Michigan cities from tiny Benton Harbor to Flint to Pontiac all the way up to Detroit are in the death grip of a financial crisis in the wake of the housing crash and near collapse of the auto industry. In a desperate move to turn things around, Republican Governor Rick Snyder invoked Public Act 4, legislation that allows him to appoint city managers to take over cities in dire financial circumstances and enact drastic austerity measures. These managers are empowered to renegotiate union contracts, amend budgets, eliminate departments, even overrule or remove mayors and other elected officials if necessary.
The law’s supporters say it allows for a more effective response to the state’s budget crisis. Even ABC acknowledged that these emergency measures are rescuing a growing number of cities from bankruptcy and thus preserving vital services for the citizens, including the same blacks that Maddow claims are being victimized by the procedure.
But the law’s critics call it an illegal power grab (a “hostile takeover,” as a Mother Jones magazine headline refers to it) to overthrow local leaders and dissolve public-sector unions. Detroit’s Sugar Law Center for Economic and Social Justice has even filed a lawsuit challenging the law’s constitutionality (keep in mind that “social justice” is the left’s code phrase for a movement promoting anti-capitalist class warfare).

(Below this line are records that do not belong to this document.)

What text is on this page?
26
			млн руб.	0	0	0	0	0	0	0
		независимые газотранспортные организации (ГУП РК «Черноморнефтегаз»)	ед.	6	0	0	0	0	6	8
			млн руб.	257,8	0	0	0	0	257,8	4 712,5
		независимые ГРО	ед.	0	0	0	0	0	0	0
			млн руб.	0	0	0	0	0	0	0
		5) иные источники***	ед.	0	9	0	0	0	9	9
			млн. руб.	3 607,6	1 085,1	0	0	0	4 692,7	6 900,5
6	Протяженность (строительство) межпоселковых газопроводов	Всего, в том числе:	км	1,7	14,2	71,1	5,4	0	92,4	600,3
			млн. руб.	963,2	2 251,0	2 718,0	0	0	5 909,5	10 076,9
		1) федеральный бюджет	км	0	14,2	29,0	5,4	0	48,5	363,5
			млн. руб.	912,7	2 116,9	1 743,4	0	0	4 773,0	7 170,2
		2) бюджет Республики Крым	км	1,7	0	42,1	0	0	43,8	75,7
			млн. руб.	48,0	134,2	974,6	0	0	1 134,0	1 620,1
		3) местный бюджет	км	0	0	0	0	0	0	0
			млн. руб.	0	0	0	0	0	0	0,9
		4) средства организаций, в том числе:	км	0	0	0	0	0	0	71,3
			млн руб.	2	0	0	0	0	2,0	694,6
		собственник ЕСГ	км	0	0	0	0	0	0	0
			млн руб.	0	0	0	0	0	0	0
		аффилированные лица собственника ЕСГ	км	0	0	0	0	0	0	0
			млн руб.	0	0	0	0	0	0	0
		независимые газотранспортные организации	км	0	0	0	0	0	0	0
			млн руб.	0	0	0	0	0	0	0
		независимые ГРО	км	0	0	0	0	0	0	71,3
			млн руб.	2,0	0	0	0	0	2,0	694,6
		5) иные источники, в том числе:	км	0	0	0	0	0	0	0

As she has ever since she began covering the story a year ago, the incessantly inflammatory Maddow attacked Michigan Republicans in her April 2, 2012 segment for subverting democracy, “stripping” the impoverished blacks in Benton Harbor of their right to rule themselves, and installing a “tyrant” who “will have unilateral power to destroy the town if he wants to, to dissolve it.” This is typical fear-mongering hyperbole on her part – the city manager is not there to destroy the dysfunctional town, but to keep forewarned public unions and wasteful local politicians from driving it deeper into economic ruin.
Terry Stanton, information officer for Michigan’s Department of the Treasury, told ABC last year that the intention of the law is to protect the health, welfare and safety of local government:
No one likes to see their authority taken away. But it’s important to note that oftentimes it was the elected officials who were the ones unable or unwilling to address financial problem before they got crisis stage… The goal is never to have to appoint another emergency manager.

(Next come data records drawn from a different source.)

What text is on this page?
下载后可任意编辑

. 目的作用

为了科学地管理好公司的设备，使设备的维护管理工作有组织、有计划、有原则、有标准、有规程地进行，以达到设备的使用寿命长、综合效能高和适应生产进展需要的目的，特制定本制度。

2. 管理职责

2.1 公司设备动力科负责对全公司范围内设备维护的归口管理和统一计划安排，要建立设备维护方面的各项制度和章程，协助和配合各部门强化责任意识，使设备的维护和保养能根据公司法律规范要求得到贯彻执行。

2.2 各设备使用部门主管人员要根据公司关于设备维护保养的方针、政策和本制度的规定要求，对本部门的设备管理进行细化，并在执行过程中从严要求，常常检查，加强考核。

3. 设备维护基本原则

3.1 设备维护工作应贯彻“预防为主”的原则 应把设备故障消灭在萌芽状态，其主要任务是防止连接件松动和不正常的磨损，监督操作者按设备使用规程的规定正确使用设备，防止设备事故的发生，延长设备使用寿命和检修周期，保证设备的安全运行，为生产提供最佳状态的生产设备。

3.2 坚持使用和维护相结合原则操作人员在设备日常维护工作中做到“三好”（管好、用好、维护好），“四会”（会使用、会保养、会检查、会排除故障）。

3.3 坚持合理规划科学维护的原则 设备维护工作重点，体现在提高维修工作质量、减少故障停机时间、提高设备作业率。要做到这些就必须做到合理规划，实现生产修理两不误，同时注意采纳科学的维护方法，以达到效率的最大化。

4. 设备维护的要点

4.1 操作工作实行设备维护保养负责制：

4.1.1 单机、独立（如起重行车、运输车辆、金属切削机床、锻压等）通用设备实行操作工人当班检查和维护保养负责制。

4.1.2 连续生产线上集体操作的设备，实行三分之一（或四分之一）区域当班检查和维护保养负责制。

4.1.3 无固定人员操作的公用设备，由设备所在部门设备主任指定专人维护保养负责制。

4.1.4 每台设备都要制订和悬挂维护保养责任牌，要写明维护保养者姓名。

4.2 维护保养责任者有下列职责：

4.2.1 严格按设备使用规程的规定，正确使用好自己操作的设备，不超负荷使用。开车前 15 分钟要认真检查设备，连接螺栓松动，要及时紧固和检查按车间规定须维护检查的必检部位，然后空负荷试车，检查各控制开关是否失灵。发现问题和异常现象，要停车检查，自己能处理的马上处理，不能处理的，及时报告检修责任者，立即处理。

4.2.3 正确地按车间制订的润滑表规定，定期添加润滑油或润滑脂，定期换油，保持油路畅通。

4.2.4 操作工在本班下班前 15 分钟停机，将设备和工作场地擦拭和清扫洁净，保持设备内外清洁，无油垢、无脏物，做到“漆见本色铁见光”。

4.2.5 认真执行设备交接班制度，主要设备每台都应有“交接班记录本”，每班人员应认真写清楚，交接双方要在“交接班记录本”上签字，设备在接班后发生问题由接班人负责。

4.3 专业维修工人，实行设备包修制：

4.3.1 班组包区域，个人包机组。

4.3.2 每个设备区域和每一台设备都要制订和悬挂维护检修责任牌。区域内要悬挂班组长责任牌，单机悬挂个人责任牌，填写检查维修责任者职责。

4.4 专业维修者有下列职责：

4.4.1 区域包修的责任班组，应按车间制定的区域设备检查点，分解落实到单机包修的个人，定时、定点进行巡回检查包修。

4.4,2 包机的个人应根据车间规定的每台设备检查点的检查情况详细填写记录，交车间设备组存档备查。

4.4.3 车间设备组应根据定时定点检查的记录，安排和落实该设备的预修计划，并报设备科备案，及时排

Where circumstances require one, ABC noted in its piece free of Maddow’s hysteria, the manager’s mission is to go in, make necessary budget and staffing changes, and get out as soon as possible, to allow the town to return to self-governance.

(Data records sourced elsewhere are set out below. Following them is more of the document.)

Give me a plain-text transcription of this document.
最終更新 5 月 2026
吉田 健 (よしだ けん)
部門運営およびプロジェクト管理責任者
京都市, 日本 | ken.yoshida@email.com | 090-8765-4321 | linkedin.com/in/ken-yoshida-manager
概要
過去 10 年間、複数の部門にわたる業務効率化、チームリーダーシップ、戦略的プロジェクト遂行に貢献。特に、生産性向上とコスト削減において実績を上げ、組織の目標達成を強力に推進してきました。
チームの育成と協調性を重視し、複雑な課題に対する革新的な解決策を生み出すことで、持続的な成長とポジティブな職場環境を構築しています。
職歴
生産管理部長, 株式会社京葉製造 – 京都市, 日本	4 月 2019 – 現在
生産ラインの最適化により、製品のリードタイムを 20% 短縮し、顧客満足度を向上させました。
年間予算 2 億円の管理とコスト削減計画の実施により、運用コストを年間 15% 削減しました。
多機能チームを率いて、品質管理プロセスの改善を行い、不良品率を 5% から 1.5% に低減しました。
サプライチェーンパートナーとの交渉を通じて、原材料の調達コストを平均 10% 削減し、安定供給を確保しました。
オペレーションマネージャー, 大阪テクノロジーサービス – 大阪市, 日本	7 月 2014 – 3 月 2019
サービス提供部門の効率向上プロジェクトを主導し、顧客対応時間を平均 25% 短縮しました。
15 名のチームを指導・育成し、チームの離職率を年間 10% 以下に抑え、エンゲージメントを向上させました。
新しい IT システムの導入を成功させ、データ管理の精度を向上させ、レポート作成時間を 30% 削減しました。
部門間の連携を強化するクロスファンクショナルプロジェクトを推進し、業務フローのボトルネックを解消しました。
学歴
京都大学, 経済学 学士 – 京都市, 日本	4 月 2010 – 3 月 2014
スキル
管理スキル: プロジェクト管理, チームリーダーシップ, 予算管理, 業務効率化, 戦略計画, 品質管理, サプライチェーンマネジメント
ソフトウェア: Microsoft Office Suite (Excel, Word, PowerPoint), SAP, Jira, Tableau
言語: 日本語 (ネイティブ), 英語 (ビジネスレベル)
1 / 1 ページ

Benton Harbor was the first place in which the city manager was appointed (Flint has also been turned over to one, and Detroit could be next). It’s population is largely black – in fact, the “San Francisco Bayview National Black Newspaper,” which bills itself as “the most visited Black newspaper on the web,” calls it “the chocolate city” of Benton Harbor (imagine the gleeful shrieks of outrage from Maddow and her MSNBC ilk if Fox News or FrontPage Mag referred to Benton Harbor as a “chocolate city”).